Most semiconductor devices consist of an insulating layer sandwiched between a semiconductor and a metal conductor. This is the well-known MOS - metal-oxide-semiconductor - structure. When a voltage is applied across the device to contacts on the semiconductor and metal layers, positive holes move from the semiconductor into the insulator, while electrons travel in the opposite direction. This produces a narrow region of charges at the boundary in which current can flow.

But imperfections are common in the amorphous insulators, such as silicon dioxide, used in most semiconductor devices. This leads to an uneven distribution of charge at the interface and reduces efficiency. To overcome this problem, McKee and co-workers developed crystalline materials made from various combinations of barium, strontium, titanium and oxygen that were almost defect-free. In contact with silicon or germanium layers, these produce a far more uniform region of charge. "The barium-titanium-oxygen-germanium structure may well be electrically perfect", says McKee.

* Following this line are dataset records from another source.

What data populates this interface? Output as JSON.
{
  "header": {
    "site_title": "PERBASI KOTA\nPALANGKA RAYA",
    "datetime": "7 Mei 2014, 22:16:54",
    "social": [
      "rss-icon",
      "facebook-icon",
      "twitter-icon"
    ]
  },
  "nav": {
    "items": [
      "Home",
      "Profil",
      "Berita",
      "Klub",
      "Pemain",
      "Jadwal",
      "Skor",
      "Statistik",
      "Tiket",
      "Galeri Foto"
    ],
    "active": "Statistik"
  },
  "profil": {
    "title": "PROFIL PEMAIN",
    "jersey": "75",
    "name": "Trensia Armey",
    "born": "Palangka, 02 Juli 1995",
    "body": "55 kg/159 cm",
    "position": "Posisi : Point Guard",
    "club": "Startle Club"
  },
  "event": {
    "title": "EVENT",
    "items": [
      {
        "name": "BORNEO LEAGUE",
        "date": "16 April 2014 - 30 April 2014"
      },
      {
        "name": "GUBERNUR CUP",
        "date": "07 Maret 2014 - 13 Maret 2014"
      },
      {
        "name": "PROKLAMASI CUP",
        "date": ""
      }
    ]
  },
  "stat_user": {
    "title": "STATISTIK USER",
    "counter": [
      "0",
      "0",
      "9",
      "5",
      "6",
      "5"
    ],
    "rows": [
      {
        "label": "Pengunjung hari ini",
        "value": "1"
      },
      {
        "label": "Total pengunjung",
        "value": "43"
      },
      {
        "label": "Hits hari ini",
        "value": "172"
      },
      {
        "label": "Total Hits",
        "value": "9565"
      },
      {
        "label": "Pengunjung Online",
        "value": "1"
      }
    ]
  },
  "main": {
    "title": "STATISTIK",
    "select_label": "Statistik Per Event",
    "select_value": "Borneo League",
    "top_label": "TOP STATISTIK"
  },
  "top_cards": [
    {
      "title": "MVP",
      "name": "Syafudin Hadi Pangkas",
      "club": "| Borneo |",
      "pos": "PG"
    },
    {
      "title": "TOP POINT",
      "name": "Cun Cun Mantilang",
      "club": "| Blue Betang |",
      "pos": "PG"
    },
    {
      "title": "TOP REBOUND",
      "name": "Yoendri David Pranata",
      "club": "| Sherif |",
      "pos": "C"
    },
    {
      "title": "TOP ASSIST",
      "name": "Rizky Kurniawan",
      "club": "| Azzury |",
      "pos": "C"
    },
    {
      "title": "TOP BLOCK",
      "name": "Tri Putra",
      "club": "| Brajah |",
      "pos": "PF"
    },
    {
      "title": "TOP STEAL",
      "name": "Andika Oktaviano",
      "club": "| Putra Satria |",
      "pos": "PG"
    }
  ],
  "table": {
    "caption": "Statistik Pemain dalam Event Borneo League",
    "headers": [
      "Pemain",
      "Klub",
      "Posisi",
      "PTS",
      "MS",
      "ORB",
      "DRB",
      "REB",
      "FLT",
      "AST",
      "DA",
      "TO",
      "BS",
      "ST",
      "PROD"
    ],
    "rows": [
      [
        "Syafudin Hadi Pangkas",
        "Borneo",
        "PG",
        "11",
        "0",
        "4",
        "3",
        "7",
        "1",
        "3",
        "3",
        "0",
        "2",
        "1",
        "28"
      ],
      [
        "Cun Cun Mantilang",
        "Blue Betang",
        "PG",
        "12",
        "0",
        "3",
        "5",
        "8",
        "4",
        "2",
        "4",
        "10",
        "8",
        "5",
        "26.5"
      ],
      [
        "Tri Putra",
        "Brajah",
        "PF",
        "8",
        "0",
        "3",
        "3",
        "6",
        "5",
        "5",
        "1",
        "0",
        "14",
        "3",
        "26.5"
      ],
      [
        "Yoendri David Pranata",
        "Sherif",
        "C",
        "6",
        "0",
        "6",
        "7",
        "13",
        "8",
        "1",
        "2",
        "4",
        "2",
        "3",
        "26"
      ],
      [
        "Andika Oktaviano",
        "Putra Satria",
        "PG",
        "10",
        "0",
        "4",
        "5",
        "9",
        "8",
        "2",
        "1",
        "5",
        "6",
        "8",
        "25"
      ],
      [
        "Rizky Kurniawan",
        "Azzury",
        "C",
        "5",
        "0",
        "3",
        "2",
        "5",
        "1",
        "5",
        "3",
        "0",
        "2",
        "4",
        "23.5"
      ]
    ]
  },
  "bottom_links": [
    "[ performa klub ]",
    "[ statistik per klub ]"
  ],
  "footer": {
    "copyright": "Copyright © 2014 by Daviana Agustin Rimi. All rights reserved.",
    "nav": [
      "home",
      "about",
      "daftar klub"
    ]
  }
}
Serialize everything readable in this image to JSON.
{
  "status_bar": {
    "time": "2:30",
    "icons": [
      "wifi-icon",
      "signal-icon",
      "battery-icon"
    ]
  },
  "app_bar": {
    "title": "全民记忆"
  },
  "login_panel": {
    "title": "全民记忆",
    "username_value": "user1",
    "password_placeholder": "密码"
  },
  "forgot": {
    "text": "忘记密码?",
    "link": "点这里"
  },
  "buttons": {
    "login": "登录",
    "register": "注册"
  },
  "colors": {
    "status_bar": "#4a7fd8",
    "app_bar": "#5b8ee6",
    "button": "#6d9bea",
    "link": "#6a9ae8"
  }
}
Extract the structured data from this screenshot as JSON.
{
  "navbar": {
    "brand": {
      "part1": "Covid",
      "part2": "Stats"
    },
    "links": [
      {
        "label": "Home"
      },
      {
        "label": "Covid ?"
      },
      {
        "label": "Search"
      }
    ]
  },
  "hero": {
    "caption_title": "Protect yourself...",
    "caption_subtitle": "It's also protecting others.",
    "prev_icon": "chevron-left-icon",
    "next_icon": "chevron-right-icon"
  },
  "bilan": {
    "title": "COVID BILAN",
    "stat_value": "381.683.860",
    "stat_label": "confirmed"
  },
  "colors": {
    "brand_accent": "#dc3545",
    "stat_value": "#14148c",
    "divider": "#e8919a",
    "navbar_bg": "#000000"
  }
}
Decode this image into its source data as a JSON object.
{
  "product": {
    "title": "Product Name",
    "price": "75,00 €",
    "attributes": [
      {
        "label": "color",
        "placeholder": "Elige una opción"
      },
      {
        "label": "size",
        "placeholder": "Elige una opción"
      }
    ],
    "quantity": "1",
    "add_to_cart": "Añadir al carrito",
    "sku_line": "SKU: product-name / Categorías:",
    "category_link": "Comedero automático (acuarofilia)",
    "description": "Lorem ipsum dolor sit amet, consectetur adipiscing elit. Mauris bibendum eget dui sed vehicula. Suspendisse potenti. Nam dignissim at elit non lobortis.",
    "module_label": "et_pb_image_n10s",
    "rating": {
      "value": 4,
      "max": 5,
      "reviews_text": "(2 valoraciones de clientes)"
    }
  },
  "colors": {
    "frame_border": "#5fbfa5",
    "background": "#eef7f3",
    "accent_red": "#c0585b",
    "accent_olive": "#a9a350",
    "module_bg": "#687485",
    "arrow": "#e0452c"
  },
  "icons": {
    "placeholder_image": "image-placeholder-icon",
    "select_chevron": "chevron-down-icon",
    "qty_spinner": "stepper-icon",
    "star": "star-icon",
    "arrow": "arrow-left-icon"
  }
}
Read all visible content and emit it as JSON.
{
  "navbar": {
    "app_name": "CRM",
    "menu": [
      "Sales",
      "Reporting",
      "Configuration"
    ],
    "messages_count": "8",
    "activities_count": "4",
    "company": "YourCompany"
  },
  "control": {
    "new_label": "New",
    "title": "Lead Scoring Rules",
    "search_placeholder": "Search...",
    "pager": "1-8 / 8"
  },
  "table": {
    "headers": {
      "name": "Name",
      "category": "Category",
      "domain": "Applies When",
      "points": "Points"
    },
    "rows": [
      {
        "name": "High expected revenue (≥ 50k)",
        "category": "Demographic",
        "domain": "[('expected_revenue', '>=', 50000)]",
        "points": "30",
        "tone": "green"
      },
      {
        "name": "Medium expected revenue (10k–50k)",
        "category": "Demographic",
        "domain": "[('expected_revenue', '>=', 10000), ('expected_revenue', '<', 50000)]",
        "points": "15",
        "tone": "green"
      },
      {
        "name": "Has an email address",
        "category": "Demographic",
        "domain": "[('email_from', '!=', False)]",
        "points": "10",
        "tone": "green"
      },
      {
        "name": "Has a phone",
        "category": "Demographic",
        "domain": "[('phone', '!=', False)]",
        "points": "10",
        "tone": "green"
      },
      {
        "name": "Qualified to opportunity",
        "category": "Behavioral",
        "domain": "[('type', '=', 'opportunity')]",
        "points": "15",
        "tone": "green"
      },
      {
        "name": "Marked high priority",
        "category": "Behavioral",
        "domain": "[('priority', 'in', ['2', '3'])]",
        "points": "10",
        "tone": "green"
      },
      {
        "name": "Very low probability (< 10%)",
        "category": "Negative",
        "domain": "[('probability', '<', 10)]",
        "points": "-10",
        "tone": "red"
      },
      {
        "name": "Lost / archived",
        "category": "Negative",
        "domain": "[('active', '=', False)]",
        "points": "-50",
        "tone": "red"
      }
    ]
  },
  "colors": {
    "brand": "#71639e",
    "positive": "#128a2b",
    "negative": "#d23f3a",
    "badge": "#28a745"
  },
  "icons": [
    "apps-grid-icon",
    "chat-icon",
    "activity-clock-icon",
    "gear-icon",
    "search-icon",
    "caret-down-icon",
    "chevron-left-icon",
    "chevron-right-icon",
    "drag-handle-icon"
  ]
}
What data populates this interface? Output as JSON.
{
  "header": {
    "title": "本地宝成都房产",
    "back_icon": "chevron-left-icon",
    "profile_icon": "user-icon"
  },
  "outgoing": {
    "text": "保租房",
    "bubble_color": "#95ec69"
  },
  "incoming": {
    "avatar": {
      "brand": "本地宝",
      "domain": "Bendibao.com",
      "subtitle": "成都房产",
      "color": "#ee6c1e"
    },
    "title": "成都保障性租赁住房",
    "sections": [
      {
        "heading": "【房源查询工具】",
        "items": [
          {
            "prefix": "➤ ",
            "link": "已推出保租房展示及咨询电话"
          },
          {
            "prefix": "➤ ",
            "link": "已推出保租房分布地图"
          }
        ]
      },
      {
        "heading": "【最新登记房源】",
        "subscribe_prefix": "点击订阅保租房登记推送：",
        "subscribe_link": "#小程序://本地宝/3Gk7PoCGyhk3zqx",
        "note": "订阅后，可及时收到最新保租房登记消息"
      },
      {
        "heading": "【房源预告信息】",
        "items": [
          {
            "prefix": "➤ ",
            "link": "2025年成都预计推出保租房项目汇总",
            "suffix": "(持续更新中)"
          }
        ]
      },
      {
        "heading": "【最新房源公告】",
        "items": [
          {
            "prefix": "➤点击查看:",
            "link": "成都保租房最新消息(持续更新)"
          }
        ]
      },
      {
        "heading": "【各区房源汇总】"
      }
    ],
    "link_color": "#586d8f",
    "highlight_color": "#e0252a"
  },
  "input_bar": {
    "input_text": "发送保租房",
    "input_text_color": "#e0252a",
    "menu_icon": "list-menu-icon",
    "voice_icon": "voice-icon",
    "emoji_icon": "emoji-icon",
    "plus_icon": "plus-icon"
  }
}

Scientists have long searched for a way to reduce the number of imperfections in the insulating layers of MOS structures, but McKee's team is the first to experiment with a crystalline structure. "To our knowledge, this is the first demonstration of charge inversion for a gate oxide on germanium", he says.

The breakthrough should also allow physicists to control semiconductor interfaces on the atomic scale - a feat necessary for fledgling technologies such as ferroelectric lithography and quantum computing.